Ammazzala! Ammazzati!

Questo pensiero gli pulsava nella testa al ritmo sempre più accelerato del suo cuore e, finite le lezioni, tornava a trascinarsi sulla solita strada, oppresso da dubbi e tormenti che non lo conducevano da nessuna parte, se non a casa.

Dopo questa presa di coscienza collera, gelosia e disperazione accompagnano le sue ossessioni in un isolamento che non può essere scardinato dall’insistenza di Ajsulu, né dai tentativi disastrosi di salvarlo dei parenti. La nuova-vecchia statura assume il senso di condizione subalterna, insignificante nei rapporti con gli altri.

A chi importava davvero di lui? Tutti non facevano che fingere, specialmente le nonne, per non parlare degli altri…

Eržan era l’unico a non occupare alcuno spazio nelle loro vite, a lui non era destinato alcun posto.

Questo stato d’animo favorisce il fiorire dell’odio e del sospetto verso gli altri, di cui il ragazzo, ormai cresciuto, scopre gli inganni e le menzogne, sviluppando consapevolezza della sofferenza della vita.

Anche la lingua è impregnata di questa sofferenza e, allo stesso tempo, di stupore infantile. Lo stile di Ismailov è crudo, l’autore affronta senza pudore il quotidiano dei personaggi e stupisce la naturalezza con la quale delinea lo scenario spoglio ma brillante degli eventi narrati. Semplicità e linearità delle frasi si accompagnano alla concretezza delle metafore, in cui il rumore e la brutalità della Zona si trasformano in un tafano che ronza nelle orecchie di Eržan, e a quella dei miti, che si riflettono nei membri delle due famiglie.

La fiaba di Ismailov tratta di un mondo fantastico eppure ben radicato nella terra, partecipe e afflitto dalla Storia. Una breve prefazione al libro ci informa che tra il 1949 e il 1989 nella regione abitata del Semipalatinsk furono eseguiti alcuni test nucleari che scaricarono una potenza esplosiva e radioattiva pari a duemilacinquecento volte quella di Hiroshima.

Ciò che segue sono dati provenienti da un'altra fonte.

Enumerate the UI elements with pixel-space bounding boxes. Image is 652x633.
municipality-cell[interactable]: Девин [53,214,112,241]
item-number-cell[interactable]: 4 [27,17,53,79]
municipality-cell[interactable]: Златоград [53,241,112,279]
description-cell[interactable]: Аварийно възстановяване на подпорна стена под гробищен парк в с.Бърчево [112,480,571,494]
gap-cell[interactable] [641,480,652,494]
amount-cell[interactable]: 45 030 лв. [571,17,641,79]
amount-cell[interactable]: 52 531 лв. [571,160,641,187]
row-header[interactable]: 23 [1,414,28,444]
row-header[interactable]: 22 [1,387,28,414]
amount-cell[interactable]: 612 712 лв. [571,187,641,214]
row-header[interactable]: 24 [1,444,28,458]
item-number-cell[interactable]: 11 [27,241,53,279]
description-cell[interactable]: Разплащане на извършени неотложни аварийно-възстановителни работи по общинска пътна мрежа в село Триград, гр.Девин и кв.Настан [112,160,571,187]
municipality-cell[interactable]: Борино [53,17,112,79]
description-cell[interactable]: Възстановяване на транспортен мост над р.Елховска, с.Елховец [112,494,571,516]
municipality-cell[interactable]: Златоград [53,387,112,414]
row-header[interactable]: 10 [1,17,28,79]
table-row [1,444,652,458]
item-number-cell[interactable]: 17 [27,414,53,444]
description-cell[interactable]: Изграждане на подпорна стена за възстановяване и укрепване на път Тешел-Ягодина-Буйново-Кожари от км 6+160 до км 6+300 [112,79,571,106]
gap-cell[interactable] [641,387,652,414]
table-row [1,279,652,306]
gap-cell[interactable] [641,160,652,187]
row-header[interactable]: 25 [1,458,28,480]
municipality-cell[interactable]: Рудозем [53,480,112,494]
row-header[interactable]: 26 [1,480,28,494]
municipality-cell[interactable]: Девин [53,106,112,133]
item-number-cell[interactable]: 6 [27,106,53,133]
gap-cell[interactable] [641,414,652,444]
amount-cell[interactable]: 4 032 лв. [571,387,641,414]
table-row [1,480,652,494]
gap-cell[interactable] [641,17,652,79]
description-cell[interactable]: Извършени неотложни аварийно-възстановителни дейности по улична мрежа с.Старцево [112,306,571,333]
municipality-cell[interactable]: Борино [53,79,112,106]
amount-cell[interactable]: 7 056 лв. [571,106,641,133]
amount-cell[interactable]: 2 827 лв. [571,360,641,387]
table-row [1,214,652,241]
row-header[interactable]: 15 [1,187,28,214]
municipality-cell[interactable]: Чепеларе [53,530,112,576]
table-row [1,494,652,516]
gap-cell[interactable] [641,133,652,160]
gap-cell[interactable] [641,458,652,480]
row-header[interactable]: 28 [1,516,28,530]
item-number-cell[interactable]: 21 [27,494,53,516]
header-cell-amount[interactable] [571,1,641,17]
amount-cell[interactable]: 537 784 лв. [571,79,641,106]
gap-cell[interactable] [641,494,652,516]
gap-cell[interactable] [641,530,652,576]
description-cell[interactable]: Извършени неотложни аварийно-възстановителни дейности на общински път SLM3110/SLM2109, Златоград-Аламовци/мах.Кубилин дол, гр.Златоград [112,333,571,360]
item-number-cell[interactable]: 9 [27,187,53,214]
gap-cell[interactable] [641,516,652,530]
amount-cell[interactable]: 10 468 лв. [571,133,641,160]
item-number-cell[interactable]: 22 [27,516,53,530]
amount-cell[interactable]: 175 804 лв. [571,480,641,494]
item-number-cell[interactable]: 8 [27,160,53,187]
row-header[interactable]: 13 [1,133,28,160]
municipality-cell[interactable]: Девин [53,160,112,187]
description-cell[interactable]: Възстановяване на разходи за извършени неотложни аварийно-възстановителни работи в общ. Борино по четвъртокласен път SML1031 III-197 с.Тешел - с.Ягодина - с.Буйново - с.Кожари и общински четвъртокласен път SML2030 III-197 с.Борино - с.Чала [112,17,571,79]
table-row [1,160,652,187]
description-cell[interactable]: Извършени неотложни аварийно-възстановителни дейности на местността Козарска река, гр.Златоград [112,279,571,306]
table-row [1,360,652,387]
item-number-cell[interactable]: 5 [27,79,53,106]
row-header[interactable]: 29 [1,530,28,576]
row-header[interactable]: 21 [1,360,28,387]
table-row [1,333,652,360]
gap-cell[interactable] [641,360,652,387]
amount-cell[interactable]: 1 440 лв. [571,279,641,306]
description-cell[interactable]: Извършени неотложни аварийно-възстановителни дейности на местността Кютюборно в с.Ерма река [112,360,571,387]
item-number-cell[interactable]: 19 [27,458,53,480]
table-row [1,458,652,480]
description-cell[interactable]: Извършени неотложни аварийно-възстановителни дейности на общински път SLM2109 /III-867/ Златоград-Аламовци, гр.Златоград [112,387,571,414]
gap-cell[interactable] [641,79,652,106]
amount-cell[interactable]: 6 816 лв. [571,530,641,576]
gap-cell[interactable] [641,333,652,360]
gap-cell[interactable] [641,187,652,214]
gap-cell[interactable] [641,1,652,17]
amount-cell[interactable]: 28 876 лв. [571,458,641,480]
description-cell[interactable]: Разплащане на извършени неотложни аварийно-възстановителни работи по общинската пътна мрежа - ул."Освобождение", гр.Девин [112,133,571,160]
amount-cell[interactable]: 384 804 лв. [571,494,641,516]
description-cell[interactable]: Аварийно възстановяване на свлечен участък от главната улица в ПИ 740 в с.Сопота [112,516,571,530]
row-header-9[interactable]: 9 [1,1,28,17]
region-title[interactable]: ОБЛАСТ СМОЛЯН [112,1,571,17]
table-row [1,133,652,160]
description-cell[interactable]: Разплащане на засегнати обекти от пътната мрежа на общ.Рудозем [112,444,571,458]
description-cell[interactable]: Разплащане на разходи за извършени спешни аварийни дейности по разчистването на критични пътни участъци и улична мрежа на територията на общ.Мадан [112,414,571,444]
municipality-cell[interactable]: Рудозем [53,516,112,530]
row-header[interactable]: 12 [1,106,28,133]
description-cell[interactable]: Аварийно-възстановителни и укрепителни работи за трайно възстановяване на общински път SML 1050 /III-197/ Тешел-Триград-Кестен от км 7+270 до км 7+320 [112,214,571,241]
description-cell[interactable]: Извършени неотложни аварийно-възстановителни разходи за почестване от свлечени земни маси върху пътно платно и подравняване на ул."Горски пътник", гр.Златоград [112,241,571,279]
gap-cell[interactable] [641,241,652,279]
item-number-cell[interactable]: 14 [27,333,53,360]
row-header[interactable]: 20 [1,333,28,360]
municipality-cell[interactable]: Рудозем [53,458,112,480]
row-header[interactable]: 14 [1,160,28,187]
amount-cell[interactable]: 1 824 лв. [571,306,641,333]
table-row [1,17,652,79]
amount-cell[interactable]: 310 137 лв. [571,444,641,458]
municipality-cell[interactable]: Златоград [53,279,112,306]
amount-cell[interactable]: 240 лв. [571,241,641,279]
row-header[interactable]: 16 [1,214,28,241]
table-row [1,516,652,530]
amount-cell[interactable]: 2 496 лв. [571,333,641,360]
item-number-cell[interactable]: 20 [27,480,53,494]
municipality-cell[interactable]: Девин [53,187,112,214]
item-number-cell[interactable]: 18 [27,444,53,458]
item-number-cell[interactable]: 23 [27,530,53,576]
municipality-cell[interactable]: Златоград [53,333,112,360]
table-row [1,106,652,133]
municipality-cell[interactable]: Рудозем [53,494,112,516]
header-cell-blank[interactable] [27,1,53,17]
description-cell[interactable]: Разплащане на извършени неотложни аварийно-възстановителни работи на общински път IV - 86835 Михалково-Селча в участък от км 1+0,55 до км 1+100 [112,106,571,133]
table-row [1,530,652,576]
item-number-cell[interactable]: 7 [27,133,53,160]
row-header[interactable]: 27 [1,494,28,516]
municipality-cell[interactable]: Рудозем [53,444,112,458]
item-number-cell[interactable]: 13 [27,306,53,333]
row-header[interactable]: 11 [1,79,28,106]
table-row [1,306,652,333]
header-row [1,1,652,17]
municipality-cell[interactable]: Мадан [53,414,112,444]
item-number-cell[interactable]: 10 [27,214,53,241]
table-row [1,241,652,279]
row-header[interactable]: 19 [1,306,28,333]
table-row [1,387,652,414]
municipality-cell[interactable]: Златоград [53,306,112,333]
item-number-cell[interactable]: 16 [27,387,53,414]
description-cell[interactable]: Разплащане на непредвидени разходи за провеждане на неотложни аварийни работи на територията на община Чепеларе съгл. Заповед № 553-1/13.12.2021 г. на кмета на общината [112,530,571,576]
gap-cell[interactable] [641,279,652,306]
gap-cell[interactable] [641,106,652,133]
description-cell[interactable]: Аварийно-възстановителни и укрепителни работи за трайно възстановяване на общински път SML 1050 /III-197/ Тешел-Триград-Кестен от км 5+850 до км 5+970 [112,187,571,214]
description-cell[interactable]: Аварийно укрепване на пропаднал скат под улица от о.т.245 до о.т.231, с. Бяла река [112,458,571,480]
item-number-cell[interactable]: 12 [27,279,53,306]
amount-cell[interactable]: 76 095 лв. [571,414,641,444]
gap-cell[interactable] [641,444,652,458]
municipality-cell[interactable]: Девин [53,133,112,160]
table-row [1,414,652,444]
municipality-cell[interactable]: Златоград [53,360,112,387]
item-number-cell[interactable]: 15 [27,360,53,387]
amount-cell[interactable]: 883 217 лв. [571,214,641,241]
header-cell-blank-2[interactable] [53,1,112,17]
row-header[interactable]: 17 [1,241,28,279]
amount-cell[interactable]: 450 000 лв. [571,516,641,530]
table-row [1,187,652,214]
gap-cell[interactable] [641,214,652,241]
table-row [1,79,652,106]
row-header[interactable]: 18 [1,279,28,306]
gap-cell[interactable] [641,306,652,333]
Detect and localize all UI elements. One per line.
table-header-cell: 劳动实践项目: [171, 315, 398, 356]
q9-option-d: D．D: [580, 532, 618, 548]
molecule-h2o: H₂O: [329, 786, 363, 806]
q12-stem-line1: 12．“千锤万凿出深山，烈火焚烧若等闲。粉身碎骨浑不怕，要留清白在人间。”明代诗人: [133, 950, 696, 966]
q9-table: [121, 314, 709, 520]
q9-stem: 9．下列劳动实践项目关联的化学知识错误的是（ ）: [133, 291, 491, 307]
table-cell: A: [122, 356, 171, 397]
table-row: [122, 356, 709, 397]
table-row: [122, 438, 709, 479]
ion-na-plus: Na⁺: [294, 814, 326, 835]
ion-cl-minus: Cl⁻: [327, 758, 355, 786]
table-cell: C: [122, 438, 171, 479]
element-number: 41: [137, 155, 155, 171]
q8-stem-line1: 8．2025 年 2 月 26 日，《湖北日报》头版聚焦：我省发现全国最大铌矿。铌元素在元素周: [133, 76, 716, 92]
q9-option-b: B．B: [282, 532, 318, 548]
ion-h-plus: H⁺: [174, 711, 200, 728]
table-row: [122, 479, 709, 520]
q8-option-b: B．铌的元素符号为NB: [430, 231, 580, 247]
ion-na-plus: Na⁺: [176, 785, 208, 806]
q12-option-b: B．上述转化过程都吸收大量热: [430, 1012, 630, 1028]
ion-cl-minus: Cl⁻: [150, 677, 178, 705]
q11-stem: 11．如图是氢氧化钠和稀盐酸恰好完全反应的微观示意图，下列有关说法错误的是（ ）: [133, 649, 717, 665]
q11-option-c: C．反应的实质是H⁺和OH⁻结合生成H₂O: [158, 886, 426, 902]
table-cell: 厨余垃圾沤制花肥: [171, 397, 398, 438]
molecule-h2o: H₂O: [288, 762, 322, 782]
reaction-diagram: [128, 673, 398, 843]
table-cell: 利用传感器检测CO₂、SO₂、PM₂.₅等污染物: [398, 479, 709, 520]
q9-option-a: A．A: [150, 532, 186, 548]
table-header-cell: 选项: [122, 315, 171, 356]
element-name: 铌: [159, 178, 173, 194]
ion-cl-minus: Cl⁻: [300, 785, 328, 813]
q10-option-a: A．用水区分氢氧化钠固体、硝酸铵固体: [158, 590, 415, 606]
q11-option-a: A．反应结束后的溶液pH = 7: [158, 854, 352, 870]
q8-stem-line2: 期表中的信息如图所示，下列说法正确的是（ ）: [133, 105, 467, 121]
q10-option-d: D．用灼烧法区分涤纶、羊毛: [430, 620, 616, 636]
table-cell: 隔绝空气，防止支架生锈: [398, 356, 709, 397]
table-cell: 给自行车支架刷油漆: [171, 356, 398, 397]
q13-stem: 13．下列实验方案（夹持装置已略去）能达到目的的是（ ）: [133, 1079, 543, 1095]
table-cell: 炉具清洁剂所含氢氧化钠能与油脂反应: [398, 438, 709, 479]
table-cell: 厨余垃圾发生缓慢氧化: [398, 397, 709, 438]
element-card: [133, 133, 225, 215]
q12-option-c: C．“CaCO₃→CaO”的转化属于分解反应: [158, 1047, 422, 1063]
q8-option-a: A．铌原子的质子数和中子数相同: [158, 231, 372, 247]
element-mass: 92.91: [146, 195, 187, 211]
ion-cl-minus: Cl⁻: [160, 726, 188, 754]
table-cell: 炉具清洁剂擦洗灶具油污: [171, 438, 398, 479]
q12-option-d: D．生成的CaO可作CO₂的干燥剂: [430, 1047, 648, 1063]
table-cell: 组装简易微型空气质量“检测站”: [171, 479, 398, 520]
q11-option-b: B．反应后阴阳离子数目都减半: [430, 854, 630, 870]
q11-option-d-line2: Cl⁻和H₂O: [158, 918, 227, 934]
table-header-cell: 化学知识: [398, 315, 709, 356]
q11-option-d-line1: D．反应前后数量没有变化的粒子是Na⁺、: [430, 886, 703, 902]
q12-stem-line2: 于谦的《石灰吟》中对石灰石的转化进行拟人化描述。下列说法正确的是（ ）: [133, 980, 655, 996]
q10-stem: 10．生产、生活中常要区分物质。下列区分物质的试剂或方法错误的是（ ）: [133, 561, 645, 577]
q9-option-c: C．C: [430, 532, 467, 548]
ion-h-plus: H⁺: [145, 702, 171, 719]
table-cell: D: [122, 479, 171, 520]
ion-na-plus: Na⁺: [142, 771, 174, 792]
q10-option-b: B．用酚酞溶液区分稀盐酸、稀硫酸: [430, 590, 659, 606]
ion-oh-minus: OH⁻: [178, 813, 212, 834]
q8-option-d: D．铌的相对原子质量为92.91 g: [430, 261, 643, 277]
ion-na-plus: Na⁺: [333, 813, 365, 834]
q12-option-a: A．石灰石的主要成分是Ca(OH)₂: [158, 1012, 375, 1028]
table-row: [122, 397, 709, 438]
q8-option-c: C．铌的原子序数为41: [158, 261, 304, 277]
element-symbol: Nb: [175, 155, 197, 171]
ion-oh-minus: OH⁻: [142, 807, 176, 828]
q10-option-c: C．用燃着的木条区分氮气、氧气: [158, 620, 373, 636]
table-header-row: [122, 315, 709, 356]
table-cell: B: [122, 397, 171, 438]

Nel libro le conseguenze di queste esplosioni sono evidenti: i personaggi espellono urine colorate, perdono capelli e peli; la pioggia acida, l’aria irrespirabile e l’erba dalla crescita incontrollata avvolgono il paesaggio. Le ripercussioni giungono al loro apice con il “corpo dentro al corpo” che prolifera dentro Ajsulu in ospedale, deriva organica opposta al corpo bloccato di Eržan, ma soggetta alle stesse leggi.

L’incredibile storia del violinista nucleare, dell’uomo lupo della steppa, dell’essere divino incagliato in un bambino, è una ripetizione, un frammento del mondo reale che si avvolge nel racconto e attraversa chilometri – come il treno nel deserto kazako – e supera le censure del governo uzbeko per raggiungere generazioni che possano percepire l’impatto della Storia.

Ogni opera, incluso questo racconto, è un calco della vita che eternamente fluisce. Ogni creazione è come Eržan, cristallizzata nel suo sviluppo e fissata nella narrazione.